Foundations for Theological Anthropology: Part 1

          I recently wrote a brief paper reflecting on Ray Anderson’s Theological Anthropology.  I really enjoyed exploring the doctrine of humanity while reading Ray Anderson, so i thought it would be worthwhile to blog about his fundamental insights with my analysis mixed in.  According to Anderson, his view of humanity flows out of four foundational theses.  This post will explore the 1st of these 4 theses. 

 

Thesis #1

          According to Anderson, understanding humanity necessarily requires asserting a degree of mystery.  To get answers to our “fundamental whys,” to use Peter Schaffer’s language, Anderson believes that we must move

beyond the threshold of the impersonal to the personal, from the nonhuman to the human, and from that which is merely creaturely to a human form of creatureliness (Anderson & Guernsey, 55-56).

Such is the nature of the task of theological anthropology according to Anderson.  Our answers to such “fundamental whys” will always be provisional in nature.

          With that caveat in mind, Anderson elaborates his four main assumptions of the structure of humanity.  His initial assumption is that creatureliness is a necessary but insufficient condition for existence (Ibid, 56.  Italics Author’s).  Anderson believes that the understanding of humanity can have “no starting point but human existence itself (Anderson, 15).”  This phenomenological approach, defined by Anderson as “an attempt to discern the meaning of events and experiences through what can be perceived by the sense,” in short means that we have to take the creaturely, the animal, part of humanity with utter seriousness (Ibid, 5).  We may be more than mere creatures, but we are creatures, our vantage point inherently limited.  Anderson poignantly points this out when he writes

We cannot deny creatureliness without denying the possibility of for our own humanity.  We must come to terms with our creatureliness, with its mortality, with its limitations, with its mute psychical depths, with its mysterious yearnings as well as the sheer fact of it (Ibid, 23).   

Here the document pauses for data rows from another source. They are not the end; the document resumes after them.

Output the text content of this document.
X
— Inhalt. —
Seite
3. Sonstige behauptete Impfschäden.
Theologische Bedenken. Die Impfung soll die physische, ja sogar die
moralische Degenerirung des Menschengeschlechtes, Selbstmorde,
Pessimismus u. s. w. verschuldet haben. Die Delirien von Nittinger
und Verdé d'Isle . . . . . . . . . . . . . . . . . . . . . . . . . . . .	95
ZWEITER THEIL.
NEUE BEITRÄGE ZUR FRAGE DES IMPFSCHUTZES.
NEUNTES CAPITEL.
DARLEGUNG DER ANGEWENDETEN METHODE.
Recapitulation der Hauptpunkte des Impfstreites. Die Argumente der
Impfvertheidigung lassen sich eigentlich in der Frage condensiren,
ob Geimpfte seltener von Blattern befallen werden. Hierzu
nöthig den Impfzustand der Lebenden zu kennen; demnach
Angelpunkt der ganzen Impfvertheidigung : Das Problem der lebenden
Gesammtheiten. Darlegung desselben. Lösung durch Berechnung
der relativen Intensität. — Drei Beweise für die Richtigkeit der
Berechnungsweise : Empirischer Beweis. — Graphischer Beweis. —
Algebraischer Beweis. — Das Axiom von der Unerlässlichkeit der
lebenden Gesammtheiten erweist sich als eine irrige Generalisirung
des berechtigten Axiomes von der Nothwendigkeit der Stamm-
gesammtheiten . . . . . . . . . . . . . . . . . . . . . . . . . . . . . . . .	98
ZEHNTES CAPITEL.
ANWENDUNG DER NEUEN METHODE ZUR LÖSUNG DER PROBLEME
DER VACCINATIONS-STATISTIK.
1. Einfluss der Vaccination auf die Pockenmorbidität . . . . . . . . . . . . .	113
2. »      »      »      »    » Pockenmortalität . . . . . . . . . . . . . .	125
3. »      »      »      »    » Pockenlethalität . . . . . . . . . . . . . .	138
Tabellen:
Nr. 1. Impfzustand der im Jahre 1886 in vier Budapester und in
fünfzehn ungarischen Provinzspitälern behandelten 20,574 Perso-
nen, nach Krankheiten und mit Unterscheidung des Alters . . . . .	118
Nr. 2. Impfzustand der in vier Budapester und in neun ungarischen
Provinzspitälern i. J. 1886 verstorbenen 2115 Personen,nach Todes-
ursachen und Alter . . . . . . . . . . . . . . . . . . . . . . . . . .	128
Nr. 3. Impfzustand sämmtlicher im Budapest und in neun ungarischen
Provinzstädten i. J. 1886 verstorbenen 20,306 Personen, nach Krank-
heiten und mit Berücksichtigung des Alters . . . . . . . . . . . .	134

This apparent inherent limitation, while striving to take the realities of inculturation and sin seriously, seems to leave us doomed at the outset to ascertain any true understanding of ourselves.  We are unable to find the transcendent vantage point to grasp who we really are.  This, Anderson points out, is counter intuitively right where we need to be in order to understand ourselves (Anderson, 15-16).  This is because understanding “the uniqueness of the human creature results from a determination that has its source outside the creaturely realm (Anderson & Guernsey, 56).”  What Anderson’s initial assumption ultimately requires, which will be explored further later, is a radical reorientation of how we understand our world.

 

Reflection

 

          Anderson’s initial thesis cuts against the grain of many theological anthropologies.  This is b/c for Anderson we have not done a good enough job of recognizing the affinities we share with animals in regards to formulating a theological view of ourselves.  While i don’t recall if he makes this point explicit, i get the sense that Anderson believes that this deficiency is part of the dark stain platonic thought has left on Christian theology.  We’d much rather get past the “appearance,” our creatureliness, and move straight to the ”real,” our eternal soul.  Sadly, this wrong-headed approach causes us to miss what the likeness, the image of God is since it is tied up into our creaturely nature.  Rather, the imago dei easily often becomes confused with how we act in our bodies (dominion).  I think that this initial thesis puts a challenge before us, b/c even if in the end we must reject Anderson’s conception, we cannot ignore his injunction that our creatureliness, our physicality, must play a fundamental part of any theological anthropology that is worth its salt. 

 

 

 

 

Bibliography

 

Anderson, Ray S.  On Being Human: Essays in Theological Anthropology

Anderson, Ray S., and Guernsey, Dennis B.  On Being Family: A Social Theology of the Family

 

 

 

3 responses to “Foundations for Theological Anthropology: Part 1

  1. Derek,

    In reading this, I’m reminded of how intellectually out of shape I am and why you are, as I have deemed you, “Theology’s Good Will Hunting.” I am always impressed with your grasp of subjects you are ingesting as well as your analysis. Nothing more for now. Just encouragement. I miss you brother.